Beyond Trafficking and Slavery

Voices from the supply chains: an interview with the International Trade Union Confederation

BTS speaks with Georgios Altintzis of the International Trade Union Confederation on the lag between globalisation and governance that is devastating the global work force.

Georgios Altintzis
24 August 2016

A 14-minute master class on all that's wrong with global supply chains.

BTS: Georgios, thanks for joining us. Can we start by asking you to explain why ILC 2016 was so important?

GA: It was dealing with an important issue – global supply chains – which involve a number of major governance gaps. The economy has globalised over recent decades but the institutions and means to govern the economy haven’t caught up. This year’s ILC and the wider push towards a global supply chain convention was therefore crucial because it was about building towards global governance. Without that, we have problems. Currently, the way supply chains are structured ensures a race to the bottom when it comes to labour standards and wages.

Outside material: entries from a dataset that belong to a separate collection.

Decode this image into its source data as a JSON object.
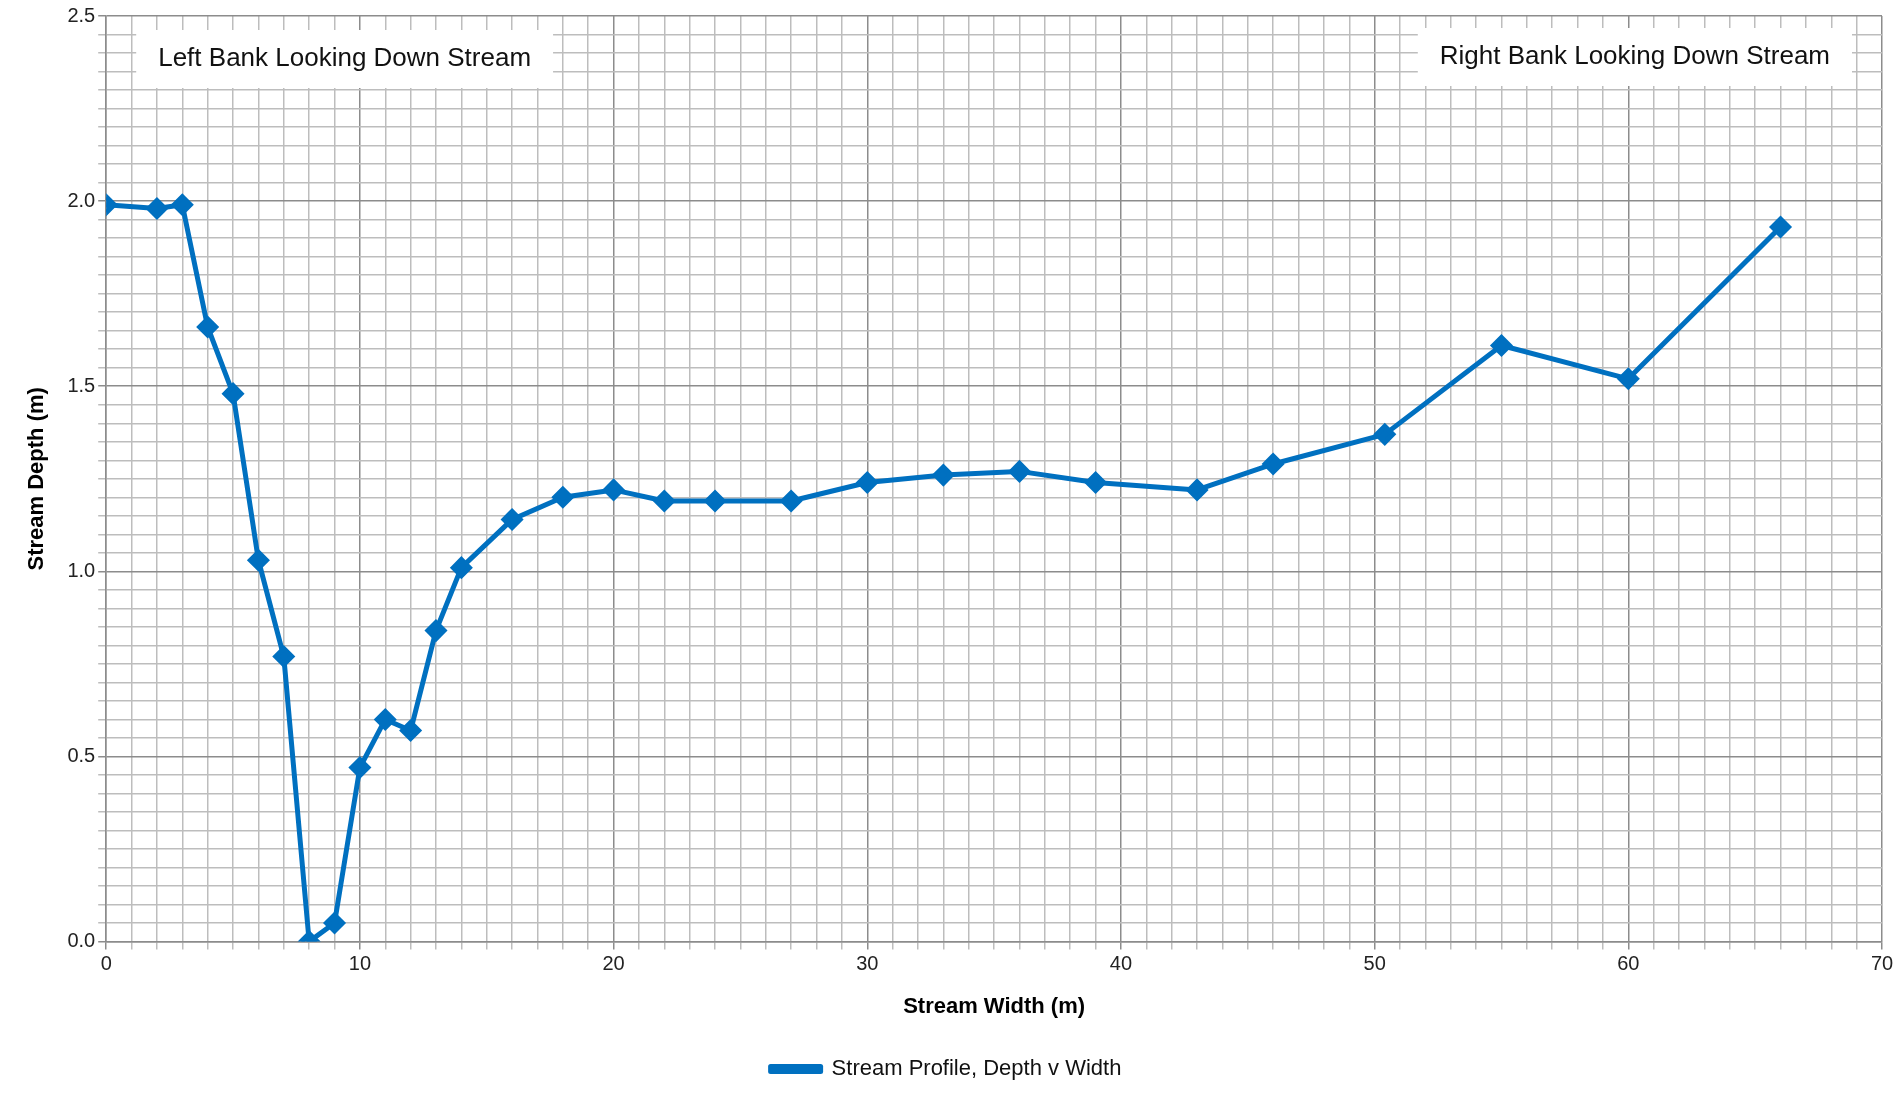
{
  "chart_data": {
    "type": "line",
    "xlabel": "Stream Width (m)",
    "ylabel": "Stream Depth (m)",
    "annotations": [
      "Left Bank Looking Down Stream",
      "Right Bank Looking Down Stream"
    ],
    "x": [
      0,
      2,
      3,
      4,
      5,
      6,
      7,
      8,
      9,
      10,
      11,
      12,
      13,
      14,
      16,
      18,
      20,
      22,
      24,
      27,
      30,
      33,
      36,
      39,
      43,
      46,
      50.4,
      55,
      60,
      66
    ],
    "series": [
      {
        "name": "Stream Profile, Depth v Width",
        "color": "#0070c0",
        "values": [
          1.99,
          1.98,
          1.99,
          1.66,
          1.48,
          1.03,
          0.77,
          0.0,
          0.05,
          0.47,
          0.6,
          0.57,
          0.84,
          1.01,
          1.14,
          1.2,
          1.22,
          1.19,
          1.19,
          1.19,
          1.24,
          1.26,
          1.27,
          1.24,
          1.22,
          1.29,
          1.37,
          1.61,
          1.52,
          1.93
        ]
      }
    ],
    "xlim": [
      0,
      70
    ],
    "xticks": [
      0,
      {
        "value": 1,
        "label": null
      },
      {
        "value": 2,
        "label": null
      },
      {
        "value": 3,
        "label": null
      },
      {
        "value": 4,
        "label": null
      },
      {
        "value": 5,
        "label": null
      },
      {
        "value": 6,
        "label": null
      },
      {
        "value": 7,
        "label": null
      },
      {
        "value": 8,
        "label": null
      },
      {
        "value": 9,
        "label": null
      },
      10,
      {
        "value": 11,
        "label": null
      },
      {
        "value": 12,
        "label": null
      },
      {
        "value": 13,
        "label": null
      },
      {
        "value": 14,
        "label": null
      },
      {
        "value": 15,
        "label": null
      },
      {
        "value": 16,
        "label": null
      },
      {
        "value": 17,
        "label": null
      },
      {
        "value": 18,
        "label": null
      },
      {
        "value": 19,
        "label": null
      },
      20,
      {
        "value": 21,
        "label": null
      },
      {
        "value": 22,
        "label": null
      },
      {
        "value": 23,
        "label": null
      },
      {
        "value": 24,
        "label": null
      },
      {
        "value": 25,
        "label": null
      },
      {
        "value": 26,
        "label": null
      },
      {
        "value": 27,
        "label": null
      },
      {
        "value": 28,
        "label": null
      },
      {
        "value": 29,
        "label": null
      },
      30,
      {
        "value": 31,
        "label": null
      },
      {
        "value": 32,
        "label": null
      },
      {
        "value": 33,
        "label": null
      },
      {
        "value": 34,
        "label": null
      },
      {
        "value": 35,
        "label": null
      },
      {
        "value": 36,
        "label": null
      },
      {
        "value": 37,
        "label": null
      },
      {
        "value": 38,
        "label": null
      },
      {
        "value": 39,
        "label": null
      },
      40,
      {
        "value": 41,
        "label": null
      },
      {
        "value": 42,
        "label": null
      },
      {
        "value": 43,
        "label": null
      },
      {
        "value": 44,
        "label": null
      },
      {
        "value": 45,
        "label": null
      },
      {
        "value": 46,
        "label": null
      },
      {
        "value": 47,
        "label": null
      },
      {
        "value": 48,
        "label": null
      },
      {
        "value": 49,
        "label": null
      },
      50,
      {
        "value": 51,
        "label": null
      },
      {
        "value": 52,
        "label": null
      },
      {
        "value": 53,
        "label": null
      },
      {
        "value": 54,
        "label": null
      },
      {
        "value": 55,
        "label": null
      },
      {
        "value": 56,
        "label": null
      },
      {
        "value": 57,
        "label": null
      },
      {
        "value": 58,
        "label": null
      },
      {
        "value": 59,
        "label": null
      },
      60,
      {
        "value": 61,
        "label": null
      },
      {
        "value": 62,
        "label": null
      },
      {
        "value": 63,
        "label": null
      },
      {
        "value": 64,
        "label": null
      },
      {
        "value": 65,
        "label": null
      },
      {
        "value": 66,
        "label": null
      },
      {
        "value": 67,
        "label": null
      },
      {
        "value": 68,
        "label": null
      },
      {
        "value": 69,
        "label": null
      },
      70
    ],
    "ylim": [
      0,
      2.5
    ],
    "yticks": [
      {
        "value": 0,
        "label": "0.0"
      },
      {
        "value": 0.05,
        "label": null
      },
      {
        "value": 0.1,
        "label": null
      },
      {
        "value": 0.15,
        "label": null
      },
      {
        "value": 0.2,
        "label": null
      },
      {
        "value": 0.25,
        "label": null
      },
      {
        "value": 0.3,
        "label": null
      },
      {
        "value": 0.35,
        "label": null
      },
      {
        "value": 0.4,
        "label": null
      },
      {
        "value": 0.45,
        "label": null
      },
      {
        "value": 0.5,
        "label": "0.5"
      },
      {
        "value": 0.55,
        "label": null
      },
      {
        "value": 0.6,
        "label": null
      },
      {
        "value": 0.65,
        "label": null
      },
      {
        "value": 0.7,
        "label": null
      },
      {
        "value": 0.75,
        "label": null
      },
      {
        "value": 0.8,
        "label": null
      },
      {
        "value": 0.85,
        "label": null
      },
      {
        "value": 0.9,
        "label": null
      },
      {
        "value": 0.95,
        "label": null
      },
      {
        "value": 1,
        "label": "1.0"
      },
      {
        "value": 1.05,
        "label": null
      },
      {
        "value": 1.1,
        "label": null
      },
      {
        "value": 1.15,
        "label": null
      },
      {
        "value": 1.2,
        "label": null
      },
      {
        "value": 1.25,
        "label": null
      },
      {
        "value": 1.3,
        "label": null
      },
      {
        "value": 1.35,
        "label": null
      },
      {
        "value": 1.4,
        "label": null
      },
      {
        "value": 1.45,
        "label": null
      },
      {
        "value": 1.5,
        "label": "1.5"
      },
      {
        "value": 1.55,
        "label": null
      },
      {
        "value": 1.6,
        "label": null
      },
      {
        "value": 1.65,
        "label": null
      },
      {
        "value": 1.7,
        "label": null
      },
      {
        "value": 1.75,
        "label": null
      },
      {
        "value": 1.8,
        "label": null
      },
      {
        "value": 1.85,
        "label": null
      },
      {
        "value": 1.9,
        "label": null
      },
      {
        "value": 1.95,
        "label": null
      },
      {
        "value": 2,
        "label": "2.0"
      },
      {
        "value": 2.05,
        "label": null
      },
      {
        "value": 2.1,
        "label": null
      },
      {
        "value": 2.15,
        "label": null
      },
      {
        "value": 2.2,
        "label": null
      },
      {
        "value": 2.25,
        "label": null
      },
      {
        "value": 2.3,
        "label": null
      },
      {
        "value": 2.35,
        "label": null
      },
      {
        "value": 2.4,
        "label": null
      },
      {
        "value": 2.45,
        "label": null
      },
      {
        "value": 2.5,
        "label": "2.5"
      }
    ],
    "grid": true,
    "legend": "bottom",
    "marker": "diamond",
    "line_style": "solid"
  }
}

The lower these are, the more value big companies can capture – which is why they like things the way they are.

BTS: So in your ideal scenario, we will have a global convention on supply chains?

GA: That would be a key first step towards proper global economic governance. It would oblige governments to oblige their multinational companies to apply rules throughout their supply chains. It would force them to conduct meaningful due diligence.

BTS: What about the issue of ‘accountability?’

GA: Accountability is critical, but that is missing at the moment. Major companies build the lack of accountability into their business plans. They organise production in places with weak or no rule of law, at least with regard to worker protection. This needs to change and we need to hold these companies accountable.

BTS: Do you think major companies intentionally build an economic system that fosters exploitation?

GA: Definitely. That is how the system works. You have big multinational enterprises designing their products, selling them, and then capturing all the value from the process. While actual production is outsourced and underpaid.

BTS: I know that the International Trade Union Confederation has recently released some research about value capture along the value chain…

GA: Yes, this was the Scandal Report. We showed that companies are making vast profits while workers work in poverty and exploitation. Amazingly, we also found that 94% of the work force in global supply chains is ‘hidden’, working in the informal economy.

BTS: This means that there really is a gigantic governance gap.

GA: Absolutely.

BTS: Moving on, can I ask you to talk to us a bit about ‘due diligence’?

GA: Well this is a complicated issue that has been made somewhat clearer by the Ruggie Principles on Business and Human Rights. These outline the responsibility that companies have to respect human rights and labour rights, and they outline the responsibility they have to put in place processes that identify, prevent, mitigate and in the end account for the different human rights abuses that may happen in their value chains.

In simple terms, when a company directly causes a rights abuse, they have to fix it and compensate for it. Likewise, when that abuse is linked to the company’s operations but not directly caused by it, they have a responsibility to use their influence to address that abuse. Or they have to stop working with, for example, the supplier that abuses.

In the end, these principles and this due diligence are important and even if they cannot replace national and international governance, they have the potential to be very powerful. Because if due diligence becomes mandatory, then the entire business model of global supply chains will have to change. Enterprises at the top will have to factor in costs that are now being externalised onto workers and the environment.

BTS: Presumably, this will also imply a certain degree of transparency on the part of the multinationals regarding their supply chains?

GA: Absolutely. Transparency is a necessary requirement without which we won’t get anywhere. In order to be able to map out supply chains, to know where the responsibility lies and from whom we should be expecting responsibility, we need full transparency.